Music Matters: Sabrina Fallon
The annual Concert for Carers in support of Family Carers Ireland takes place at the end of March in the Greville Arms Hotel, Mullingar. Sabrina Fallon, one of the performers, answered our ‘Music Matters’ questions.
What is your favourite album?
I suppose it would be Neil Young – he is my all time favourite artist in the world so, Silver and Gold by Neil Young, that would be my first. Probably the most profound album for me that changed my life was Alannis Morissette’s Jagged Little Pill.
What song do you wish you had written?
I wouldn’t really think that. There’s no song I wish I’d written because the artists that wrote those songs are what made them magic.
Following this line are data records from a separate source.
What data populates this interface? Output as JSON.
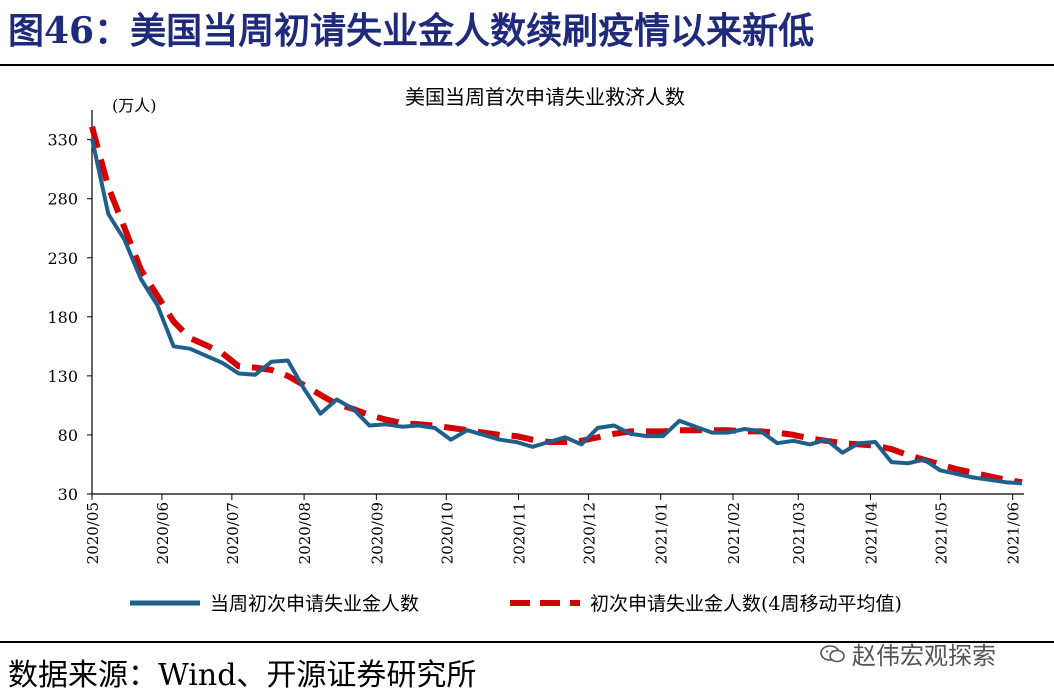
{
  "figure": {
    "title": "图46：美国当周初请失业金人数续刷疫情以来新低",
    "source": "数据来源：Wind、开源证券研究所",
    "watermark": "赵伟宏观探索"
  },
  "chart_data": {
    "type": "line",
    "title": "美国当周首次申请失业救济人数",
    "ylabel": "(万人)",
    "xlabel": "",
    "ylim": [
      30,
      350
    ],
    "yticks": [
      30,
      80,
      130,
      180,
      230,
      280,
      330
    ],
    "x_start": "2020-05-02",
    "x_end": "2021-06-05",
    "xticks": [
      {
        "label": "2020/05",
        "date": "2020-05-01"
      },
      {
        "label": "2020/06",
        "date": "2020-06-01"
      },
      {
        "label": "2020/07",
        "date": "2020-07-01"
      },
      {
        "label": "2020/08",
        "date": "2020-08-01"
      },
      {
        "label": "2020/09",
        "date": "2020-09-01"
      },
      {
        "label": "2020/10",
        "date": "2020-10-01"
      },
      {
        "label": "2020/11",
        "date": "2020-11-01"
      },
      {
        "label": "2020/12",
        "date": "2020-12-01"
      },
      {
        "label": "2021/01",
        "date": "2021-01-01"
      },
      {
        "label": "2021/02",
        "date": "2021-02-01"
      },
      {
        "label": "2021/03",
        "date": "2021-03-01"
      },
      {
        "label": "2021/04",
        "date": "2021-04-01"
      },
      {
        "label": "2021/05",
        "date": "2021-05-01"
      },
      {
        "label": "2021/06",
        "date": "2021-06-01"
      }
    ],
    "legend_position": "bottom",
    "grid": false,
    "series": [
      {
        "name": "当周初次申请失业金人数",
        "color": "#1f5f8b",
        "style": "solid",
        "x": [
          "2020-05-02",
          "2020-05-09",
          "2020-05-16",
          "2020-05-23",
          "2020-05-30",
          "2020-06-06",
          "2020-06-13",
          "2020-06-20",
          "2020-06-27",
          "2020-07-04",
          "2020-07-11",
          "2020-07-18",
          "2020-07-25",
          "2020-08-01",
          "2020-08-08",
          "2020-08-15",
          "2020-08-22",
          "2020-08-29",
          "2020-09-05",
          "2020-09-12",
          "2020-09-19",
          "2020-09-26",
          "2020-10-03",
          "2020-10-10",
          "2020-10-17",
          "2020-10-24",
          "2020-10-31",
          "2020-11-07",
          "2020-11-14",
          "2020-11-21",
          "2020-11-28",
          "2020-12-05",
          "2020-12-12",
          "2020-12-19",
          "2020-12-26",
          "2021-01-02",
          "2021-01-09",
          "2021-01-16",
          "2021-01-23",
          "2021-01-30",
          "2021-02-06",
          "2021-02-13",
          "2021-02-20",
          "2021-02-27",
          "2021-03-06",
          "2021-03-13",
          "2021-03-20",
          "2021-03-27",
          "2021-04-03",
          "2021-04-10",
          "2021-04-17",
          "2021-04-24",
          "2021-05-01",
          "2021-05-08",
          "2021-05-15",
          "2021-05-22",
          "2021-05-29",
          "2021-06-05"
        ],
        "values": [
          331,
          267,
          245,
          212,
          190,
          155,
          153,
          147,
          141,
          132,
          131,
          142,
          143,
          119,
          98,
          110,
          102,
          88,
          89,
          87,
          88,
          86,
          76,
          84,
          80,
          76,
          74,
          70,
          74,
          78,
          72,
          86,
          88,
          81,
          79,
          79,
          92,
          87,
          82,
          82,
          85,
          83,
          73,
          75,
          72,
          76,
          65,
          73,
          74,
          57,
          56,
          59,
          50,
          47,
          44,
          42,
          40,
          39
        ]
      },
      {
        "name": "初次申请失业金人数(4周移动平均值)",
        "color": "#d40000",
        "style": "dashed",
        "x": [
          "2020-05-02",
          "2020-05-09",
          "2020-05-16",
          "2020-05-23",
          "2020-05-30",
          "2020-06-06",
          "2020-06-13",
          "2020-06-20",
          "2020-06-27",
          "2020-07-04",
          "2020-07-11",
          "2020-07-18",
          "2020-07-25",
          "2020-08-01",
          "2020-08-08",
          "2020-08-15",
          "2020-08-22",
          "2020-08-29",
          "2020-09-05",
          "2020-09-12",
          "2020-09-19",
          "2020-09-26",
          "2020-10-03",
          "2020-10-10",
          "2020-10-17",
          "2020-10-24",
          "2020-10-31",
          "2020-11-07",
          "2020-11-14",
          "2020-11-21",
          "2020-11-28",
          "2020-12-05",
          "2020-12-12",
          "2020-12-19",
          "2020-12-26",
          "2021-01-02",
          "2021-01-09",
          "2021-01-16",
          "2021-01-23",
          "2021-01-30",
          "2021-02-06",
          "2021-02-13",
          "2021-02-20",
          "2021-02-27",
          "2021-03-06",
          "2021-03-13",
          "2021-03-20",
          "2021-03-27",
          "2021-04-03",
          "2021-04-10",
          "2021-04-17",
          "2021-04-24",
          "2021-05-01",
          "2021-05-08",
          "2021-05-15",
          "2021-05-22",
          "2021-05-29",
          "2021-06-05"
        ],
        "values": [
          341,
          290,
          255,
          220,
          198,
          176,
          162,
          156,
          149,
          138,
          137,
          135,
          130,
          122,
          114,
          106,
          102,
          97,
          93,
          90,
          89,
          88,
          86,
          84,
          82,
          80,
          79,
          76,
          74,
          74,
          75,
          78,
          81,
          83,
          83,
          83,
          84,
          84,
          84,
          84,
          83,
          83,
          82,
          80,
          77,
          75,
          73,
          72,
          71,
          68,
          63,
          59,
          55,
          51,
          48,
          45,
          42,
          40
        ]
      }
    ]
  }
}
I could say I’d love to write all the big hits to make all the money, but that’s not the case. I’ve written a few songs and I’m happy with them.
I don’t really wish that I wrote anybody else’s special music because it comes from their artistic heart, so no I wouldn’t take from that, no.
What song are you most proud of?
That’s easy yeah, We Walk with Love. I wrote it for my parents. They’re madly in love. I wrote it for their 50th wedding anniversary. They still hold hands and dress in the same colours and they’re madly in love… that’s 55 years on now.
Which band from any era would you love to have been a member of?
I’m always going to revert back to Neil Young. Leonard Cohen’s band as well – Leonard Cohen, Neil Young.
What’s your guiltiest musical pleasure?
When I’m pumping it in the gym, it’s always 70s and 80s. It depends on my mood, I’ll put on Lyric FM a lot at home when I’m looking to chill, it depends on what I’m doing.
If I’m on a road trip with my daughter, we’re blaring out the tunes as well. We love Fleetwood Mac. So I’m not just stuck on country, I would appreciate all genres.
Most memorable gig you’ve ever been to?
Neil Young, I’m totally obsessed with him. I went to his ranch in California and tried to hop the gate and get in to him because I wrote a song and I wanted him to put a melody to it.
I was at Garth Brooks lately in Ireland and that was profound. That was magic – and Bruce Springsteen, so concerts, if we’re talking huge ones, you know, Garth Brooks and then I was at Smokie one time with my mammy and we just had a ball.
What is the most memorable gig you’ve ever played?
There’s been a few but you know what touched me in my soul, it hasn’t happened often but when my little daughter came up on stage and sang with me, that would be very special.
And also when I sang at a concert, I sang the song I wrote for my parents and they were in the audience and my dad had been really unwell for a couple of years, so it was really profound.
What is your biggest musical inspiration?
My Daddy, he’s amazing. All my family are musical, they’re all in bands and they all play. My brother would drum with Joe Dolan and my dad would have drummed with Larry Cunningham.
When I see my daddy, and I see him listening to music still and watching it, and he’s just constantly watching instruments, and watching bands.
He knows every guitar player way back in the 70s, where they’re from and who they are. He has such a passion for it.
Who is Westmeath’s greatest ever musician?
Joe Dolan. Definitely. He’s 100 miles away from anyone.
I got to meet him a few times and when you saw him get on the stage, I mean there’s something that some people have and other people just don’t have, and Joe had it in bulk.
If you could only listen to five songs for the rest of your life what would they be?
You see, I latch on to a song and I’m obsessive about listening to it.
So, Old Man, By Neil Young and Secret Life by Leonard Cohen, that just gives me goosebumps.
Silver and Gold by Neil Young as well.
I love Let the Mystery Be by Iris De Ment.
Mississippi by Bob Dylan, I guess. I love singing that.